A M Sattler, K Bock, S Schmidt, B Maisch, J R Schaefer
Zeitschrift Für Kardiologie 2003, 92: III64-7
Severe hyperchylomicronemia due to defects of lipoprotein lipase or apoC-II is a rare cause for acute pancreatitis. Food with a high content of fat, as well as alcoholic or hormonal influences, can lead to excessive hypertriglyceridemia. Especially hyperchylomicronemia due to hormonal influences during pregnancy are troublesome. Here, we are confronted with both the risk to the mother as well as the vital risk to the unborn. Conventional plasma apheresis has been used to successfully eliminate chylomicrons and, thus, the primary cause of chylomicron-induced pancreatitis. Most recently, we reported the use of selective LDL-apheresis in a 24-year-old pregnant woman (thirteenth week of pregnancy), who was admitted with the signs of acute pancreatitis to our hospital.

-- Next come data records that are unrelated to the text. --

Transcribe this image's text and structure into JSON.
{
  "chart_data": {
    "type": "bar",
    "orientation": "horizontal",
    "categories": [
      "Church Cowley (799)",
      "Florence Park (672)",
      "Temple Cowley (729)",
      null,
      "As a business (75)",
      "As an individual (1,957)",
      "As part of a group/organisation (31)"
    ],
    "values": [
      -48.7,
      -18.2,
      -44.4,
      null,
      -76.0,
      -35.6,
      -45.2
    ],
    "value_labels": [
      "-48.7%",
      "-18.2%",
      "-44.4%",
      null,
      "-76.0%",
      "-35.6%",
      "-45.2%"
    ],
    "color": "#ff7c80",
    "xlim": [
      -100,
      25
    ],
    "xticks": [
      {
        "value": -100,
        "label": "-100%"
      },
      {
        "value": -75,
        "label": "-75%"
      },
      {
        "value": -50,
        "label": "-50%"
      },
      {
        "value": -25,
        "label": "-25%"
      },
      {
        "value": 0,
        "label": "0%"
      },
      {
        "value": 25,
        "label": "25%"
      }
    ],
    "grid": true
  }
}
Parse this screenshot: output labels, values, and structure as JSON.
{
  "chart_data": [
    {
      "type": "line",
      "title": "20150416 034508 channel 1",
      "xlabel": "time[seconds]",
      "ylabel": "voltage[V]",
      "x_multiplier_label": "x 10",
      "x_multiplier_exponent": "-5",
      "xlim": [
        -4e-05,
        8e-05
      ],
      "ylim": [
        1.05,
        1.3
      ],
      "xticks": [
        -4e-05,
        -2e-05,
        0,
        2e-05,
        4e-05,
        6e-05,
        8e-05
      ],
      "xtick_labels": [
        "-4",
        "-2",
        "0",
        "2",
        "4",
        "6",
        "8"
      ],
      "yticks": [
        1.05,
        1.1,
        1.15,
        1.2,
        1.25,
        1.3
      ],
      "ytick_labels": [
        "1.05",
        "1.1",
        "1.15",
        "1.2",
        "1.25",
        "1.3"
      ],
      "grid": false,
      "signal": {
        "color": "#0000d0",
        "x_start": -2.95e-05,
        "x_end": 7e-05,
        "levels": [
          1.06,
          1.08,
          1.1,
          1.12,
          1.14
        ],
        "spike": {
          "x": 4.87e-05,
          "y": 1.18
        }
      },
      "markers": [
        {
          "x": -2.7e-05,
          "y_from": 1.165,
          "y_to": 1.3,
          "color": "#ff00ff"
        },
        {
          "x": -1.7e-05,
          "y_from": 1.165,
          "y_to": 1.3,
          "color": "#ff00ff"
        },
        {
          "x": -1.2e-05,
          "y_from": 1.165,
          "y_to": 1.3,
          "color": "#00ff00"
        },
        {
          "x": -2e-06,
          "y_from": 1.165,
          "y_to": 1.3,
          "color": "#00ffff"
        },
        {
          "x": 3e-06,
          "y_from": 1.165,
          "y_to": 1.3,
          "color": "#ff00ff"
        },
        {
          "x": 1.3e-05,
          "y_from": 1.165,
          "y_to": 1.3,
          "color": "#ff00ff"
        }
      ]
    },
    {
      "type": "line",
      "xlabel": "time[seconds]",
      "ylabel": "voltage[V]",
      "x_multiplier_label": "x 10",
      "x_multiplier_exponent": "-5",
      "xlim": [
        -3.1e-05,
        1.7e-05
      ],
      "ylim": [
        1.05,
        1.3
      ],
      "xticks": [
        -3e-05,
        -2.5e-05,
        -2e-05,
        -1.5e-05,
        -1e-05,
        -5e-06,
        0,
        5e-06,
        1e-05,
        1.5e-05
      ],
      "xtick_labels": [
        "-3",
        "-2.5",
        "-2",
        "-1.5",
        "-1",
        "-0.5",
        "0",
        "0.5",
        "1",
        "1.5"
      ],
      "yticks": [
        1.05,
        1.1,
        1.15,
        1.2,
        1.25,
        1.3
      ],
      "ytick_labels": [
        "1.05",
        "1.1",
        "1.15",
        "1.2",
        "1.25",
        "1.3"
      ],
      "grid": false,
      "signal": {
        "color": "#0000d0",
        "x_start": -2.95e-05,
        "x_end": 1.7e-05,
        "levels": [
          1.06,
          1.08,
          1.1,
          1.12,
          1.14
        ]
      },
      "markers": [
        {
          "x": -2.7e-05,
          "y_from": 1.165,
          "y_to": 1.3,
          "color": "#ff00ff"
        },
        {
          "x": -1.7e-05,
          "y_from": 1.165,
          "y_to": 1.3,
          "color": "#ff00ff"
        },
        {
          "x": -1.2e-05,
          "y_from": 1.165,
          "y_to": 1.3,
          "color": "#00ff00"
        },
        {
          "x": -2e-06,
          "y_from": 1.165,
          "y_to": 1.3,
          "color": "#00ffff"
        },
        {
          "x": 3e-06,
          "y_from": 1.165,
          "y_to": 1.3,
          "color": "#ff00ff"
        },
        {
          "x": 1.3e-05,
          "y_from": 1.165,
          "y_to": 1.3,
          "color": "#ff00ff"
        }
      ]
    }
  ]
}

The patient was known to have a history of severe hyperchylomicronemia and she had also been treated several years before for acute pancreatitis by LDL-apheresis. Her triglycerides were severely elevated (11500 mg/dl) and, in order to achieve a rapid decrease of chylomicrons, we decided to treat her by selective LDL-apheresis utilizing HELP-apheresis. The treatment was well tolerated and within half an hour the patient was free of any abdominal pain. However, due to the enormous triglyceride load, we needed to change the precipitate filters several times and at the end of the treatment triglyceride levels were 6600 mg/dl. Under a low-fat diet (<30 gram fat per day), the follow-up was uneventful and the patient delivered a healthy baby at the end of week 39. We conclude that LDL-apheresis is a safe and rapid procedure to eliminate chylomicrons in chylomicron-induced pancreatitis.